I couldn’t have known it that day, of course, but the story of Tommy Bennett was not over. Rather, a year later, on April 7, 1970 –– his 23rd birthday –– President Nixon presented Tommy’s parents with the Medal of Honor. It was awarded to him posthumously for “conspicuous gallantry and intrepidity.” Serving as a noncombatant medic, Tommy had shown extraordinary courage by rescuing wounded comrades under heavy fire before he himself was mortally wounded. Later, I learned he was only the second conscientious objector ever to receive the Medal of Honor.
After that, Tommy’s legacy as an authentic American hero was secure. His name is invoked with pride by his hometown and state. On its web site, our high school lists him as one of its “accomplished” alumni. And, in 2002, the W. Va. state legislature named a sizeable bridge across the Monongahela River in Tommy’s honor, marked by an impressive plaque that I rejoice to see whenever I get a chance to visit our hometown.
Now, Tommy’s name and (I’d like to think) his spirit have reappeared in the midst of another misbegotten war, albeit this time as irony. It happened as I was researching Major Nidal Hasan’s deadly rampage last month at Fort Hood. In the process of looking for clues, I stumbled across the existence of a primary-care clinic at Fort Hood; it’s part of the medical facility where Major Hasan worked as a psychiatrist. Its name: The Bennett Health Clinic. Could it be, I wondered? Sure enough, the clinic is a memorial, dedicated in Tommy’s name when it opened in 1997. And it happens to be located just down the street from where Major Hasan cruelly killed 13 people and wounded 30 more.
No doubt, a memorial of some sort will permanently mark the spot of the Hasan massacre just as the Bennett Clinic memorializes its moral opposite, an act of remarkable courage and selflessness. Honestly, though, I’m not sure what to make of the surprising juxtaposition of such morally disparate events and the individuals that gave rise to them.
In case you’re thinking it, “coincidence” won’t fly. Aside from being no explanation at all, an assumption of randomness in the Hasan-Bennett dyad trivializes the mystery of good and evil. Surely, we can do better than that at a time when despair is rampant and hope is in short supply. We owe it to ourselves to seek trajectories in unlikely and perplexing events that can provide on-ramps to a more promising future.

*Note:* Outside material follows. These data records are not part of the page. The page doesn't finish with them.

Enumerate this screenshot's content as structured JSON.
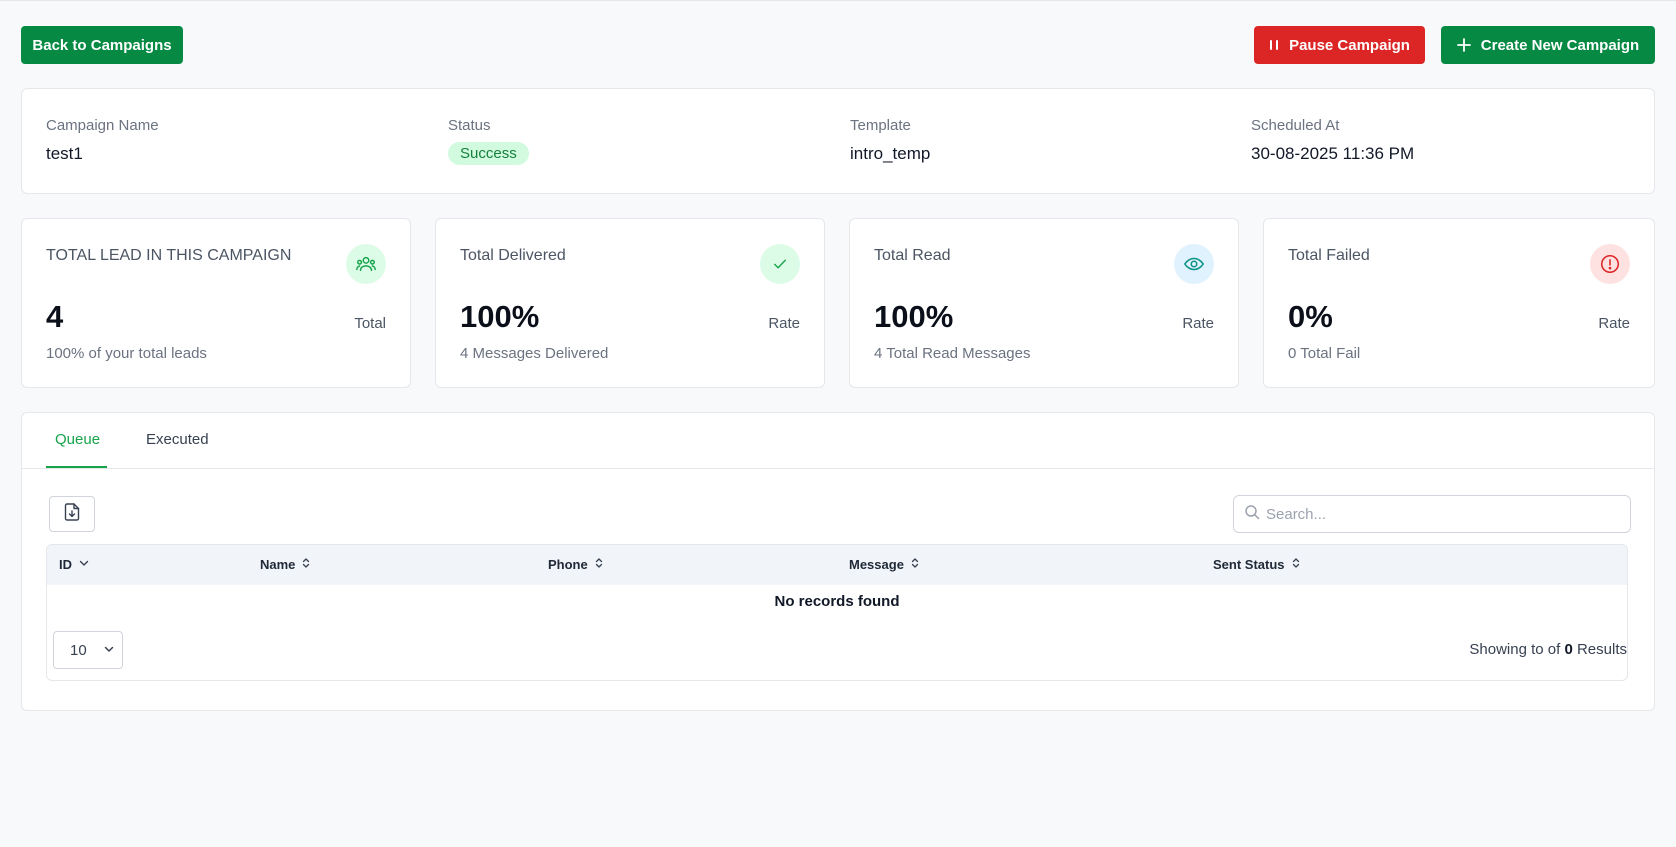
{
  "toolbar": {
    "back_label": "Back to Campaigns",
    "pause_label": "Pause Campaign",
    "create_label": "Create New Campaign"
  },
  "info": {
    "name_label": "Campaign Name",
    "name_value": "test1",
    "status_label": "Status",
    "status_value": "Success",
    "template_label": "Template",
    "template_value": "intro_temp",
    "scheduled_label": "Scheduled At",
    "scheduled_value": "30-08-2025 11:36 PM"
  },
  "stats": [
    {
      "title": "TOTAL LEAD IN THIS CAMPAIGN",
      "value": "4",
      "unit": "Total",
      "sub": "100% of your total leads",
      "icon": "users-icon"
    },
    {
      "title": "Total Delivered",
      "value": "100%",
      "unit": "Rate",
      "sub": "4 Messages Delivered",
      "icon": "check-icon"
    },
    {
      "title": "Total Read",
      "value": "100%",
      "unit": "Rate",
      "sub": "4 Total Read Messages",
      "icon": "eye-icon"
    },
    {
      "title": "Total Failed",
      "value": "0%",
      "unit": "Rate",
      "sub": "0 Total Fail",
      "icon": "alert-circle-icon"
    }
  ],
  "tabs": [
    {
      "label": "Queue",
      "active": true
    },
    {
      "label": "Executed",
      "active": false
    }
  ],
  "search": {
    "placeholder": "Search...",
    "value": ""
  },
  "table": {
    "columns": [
      "ID",
      "Name",
      "Phone",
      "Message",
      "Sent Status"
    ],
    "empty_text": "No records found",
    "page_size": "10",
    "results_prefix": "Showing to of",
    "results_count": "0",
    "results_suffix": "Results"
  },
  "colors": {
    "primary": "#068a43",
    "danger": "#dc2626",
    "success_badge_bg": "#d1fadf",
    "success_badge_text": "#15803d"
  }
}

Lessons, though, exist in the pairing of these two events and the men behind them.
First, the obvious: the rippling costs of war through time, in broken societies, broken bodies and — quite plausibly in Major Hasan’s case — broken minds, far, far exceed even their horrendous price tags when measured in dollars and cents. To end this greatest of human follies, we don’t need better leaders. We need better citizens. Until you and I demand that war be renounced as a tool for resolving conflict, we will continue to breed conditions that fuel the Nidal Hasans and destroy the Tommy Bennetts of this world.

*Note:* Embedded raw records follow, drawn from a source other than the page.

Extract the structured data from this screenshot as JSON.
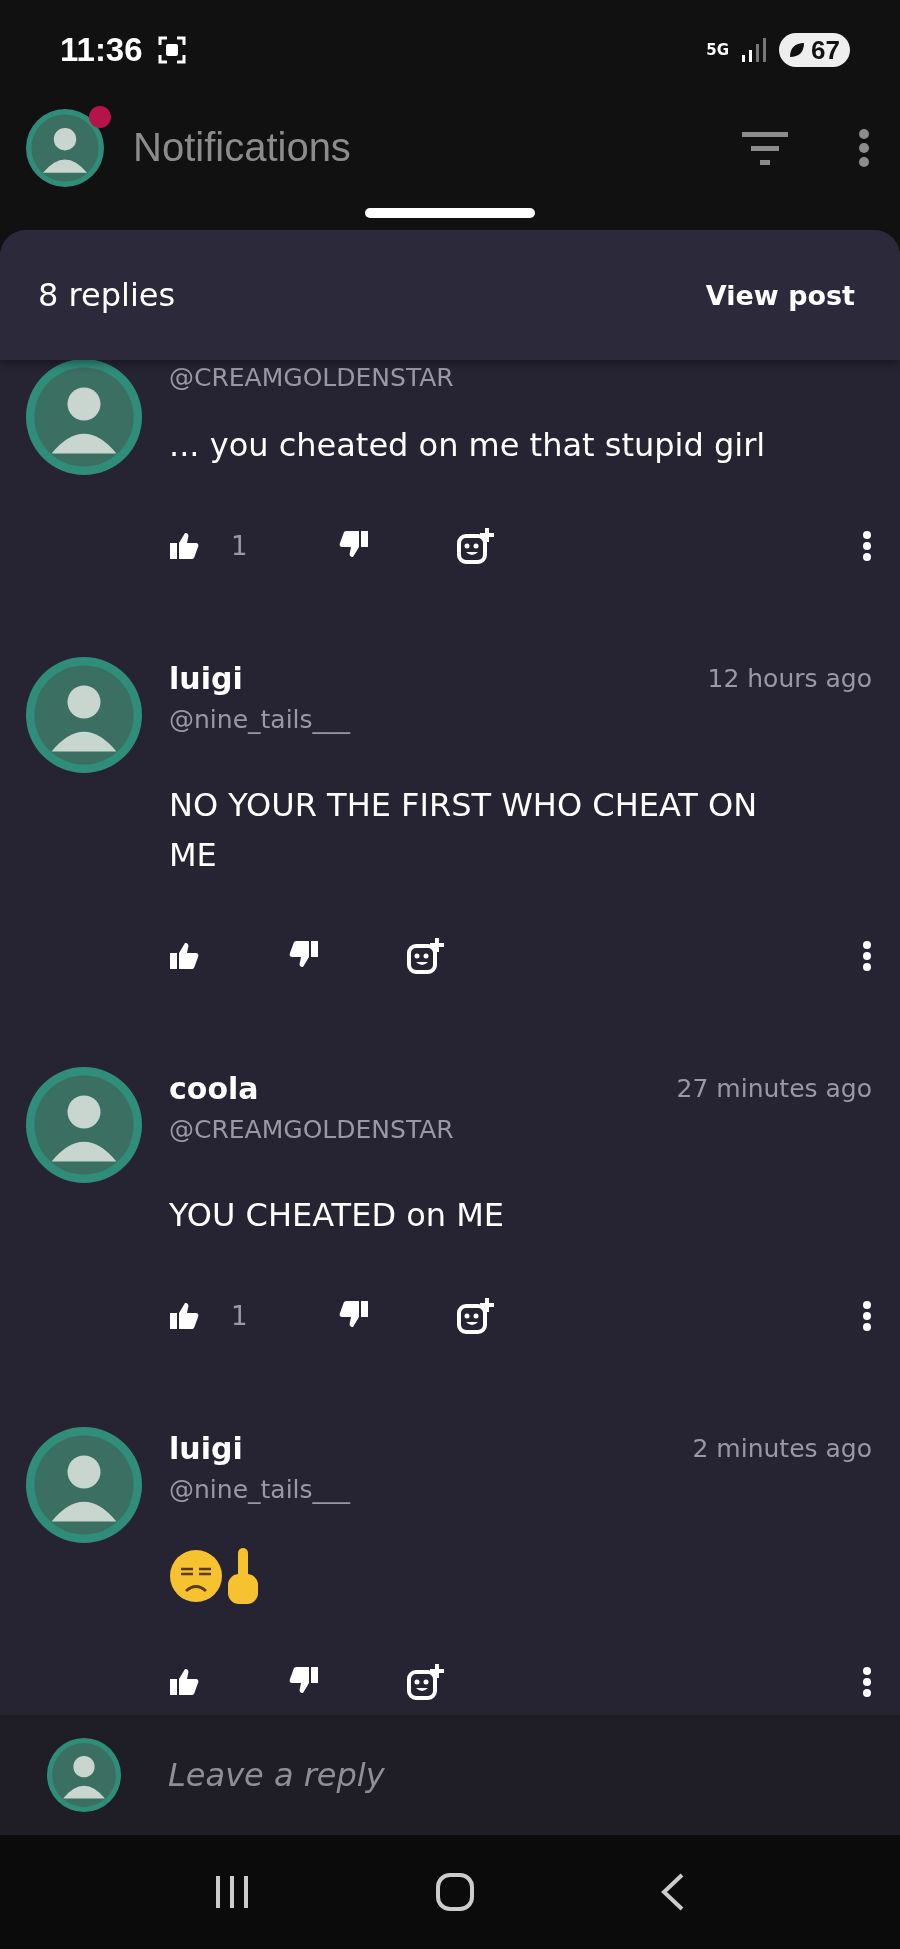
{
  "status_bar": {
    "time": "11:36",
    "network": "5G",
    "battery": "67"
  },
  "app_bar": {
    "title": "Notifications",
    "unread": true
  },
  "sheet": {
    "title": "8 replies",
    "action": "View post"
  },
  "comments": [
    {
      "handle": "@CREAMGOLDENSTAR",
      "body": "... you cheated on me that stupid girl",
      "likes": "1",
      "kind": "text"
    },
    {
      "name": "luigi",
      "handle": "@nine_tails___",
      "time": "12 hours ago",
      "body": "NO YOUR THE FIRST WHO CHEAT ON ME",
      "kind": "text"
    },
    {
      "name": "coola",
      "handle": "@CREAMGOLDENSTAR",
      "time": "27 minutes ago",
      "body": "YOU CHEATED on ME",
      "likes": "1",
      "kind": "text"
    },
    {
      "name": "luigi",
      "handle": "@nine_tails___",
      "time": "2 minutes ago",
      "kind": "emoji"
    }
  ],
  "reply_bar": {
    "placeholder": "Leave a reply"
  }
}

Second, the not-so-obvious: the rippling power through time of one good life, however brief, cannot be measured. Consider this: As a conscientious objector, Tommy Bennett did not have to be inducted into the military. Instead, he volunteered to serve as a medic but refused to use weapons. He gave his life trying to save those who did. Serving at the front lines, he worked himself to death to pull his comrades back, literally, from the brink of war’s hell. His sacrifice gave us a metaphor for how war itself can be ended: It will take the life-risking valor of people of conscience to drag us back from its gaping abyss.

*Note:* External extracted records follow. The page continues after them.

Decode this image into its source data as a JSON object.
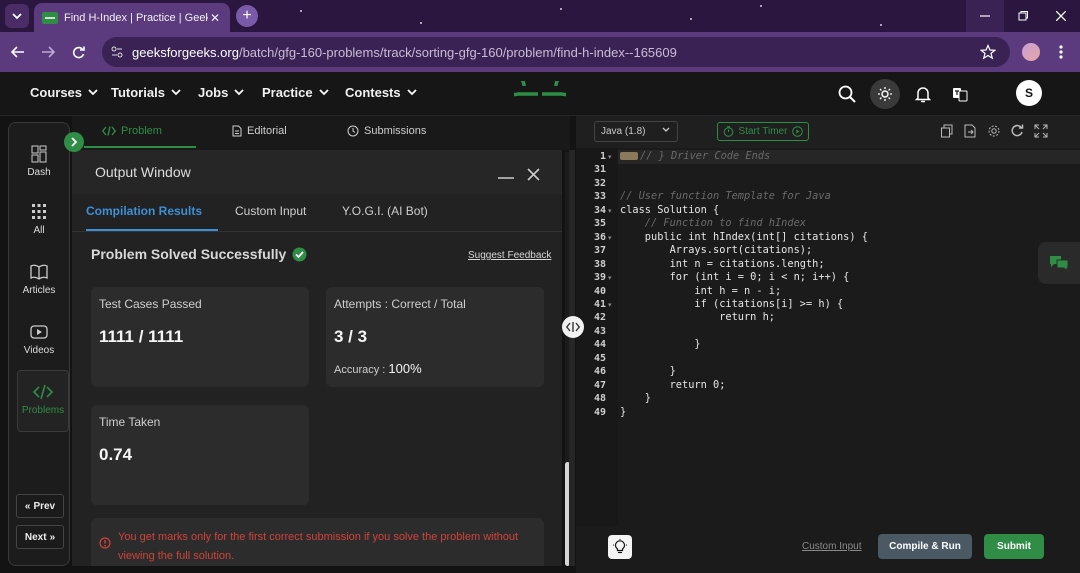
{
  "browser": {
    "tab_title": "Find H-Index | Practice | GeeksforGeeks",
    "url_host": "geeksforgeeks.org",
    "url_path": "/batch/gfg-160-problems/track/sorting-gfg-160/problem/find-h-index--165609",
    "profile_initial": ""
  },
  "site": {
    "nav": [
      "Courses",
      "Tutorials",
      "Jobs",
      "Practice",
      "Contests"
    ],
    "user_initial": "S",
    "accent": "#2f8d46"
  },
  "rail": {
    "items": [
      "Dash",
      "All",
      "Articles",
      "Videos",
      "Problems"
    ],
    "prev": "Prev",
    "next": "Next"
  },
  "problem_tabs": [
    "Problem",
    "Editorial",
    "Submissions"
  ],
  "output": {
    "title": "Output Window",
    "tabs": [
      "Compilation Results",
      "Custom Input",
      "Y.O.G.I. (AI Bot)"
    ],
    "status": "Problem Solved Successfully",
    "feedback": "Suggest Feedback",
    "test_cases_label": "Test Cases Passed",
    "test_cases_value": "1111 / 1111",
    "attempts_label": "Attempts : Correct / Total",
    "attempts_value": "3 / 3",
    "accuracy_label": "Accuracy :",
    "accuracy_value": "100%",
    "time_label": "Time Taken",
    "time_value": "0.74",
    "notice": "You get marks only for the first correct submission if you solve the problem without viewing the full solution."
  },
  "editor": {
    "language": "Java (1.8)",
    "timer": "Start Timer",
    "line_numbers": [
      "1",
      "31",
      "32",
      "33",
      "34",
      "35",
      "36",
      "37",
      "38",
      "39",
      "40",
      "41",
      "42",
      "43",
      "44",
      "45",
      "46",
      "47",
      "48",
      "49"
    ],
    "lines": [
      "// } Driver Code Ends",
      "",
      "",
      "// User function Template for Java",
      "class Solution {",
      "    // Function to find hIndex",
      "    public int hIndex(int[] citations) {",
      "        Arrays.sort(citations);",
      "        int n = citations.length;",
      "        for (int i = 0; i < n; i++) {",
      "            int h = n - i;",
      "            if (citations[i] >= h) {",
      "                return h;",
      "            ",
      "            }",
      "",
      "        }",
      "        return 0;",
      "    }",
      "}"
    ],
    "custom_input": "Custom Input",
    "compile": "Compile & Run",
    "submit": "Submit"
  }
}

Barack Obama, please take note as you seize ownership of the godforsaken war in Afghanistan. Tommy Bennett did his part. Now, in the name of all that’s good, do yours: pull us back from the damnation of war. If you do, you might lose your job; that’s politics. But, in exchange, you will have restored the audacity to hope for a better world. What’s more, I’ll bet we could get a clinic named for you.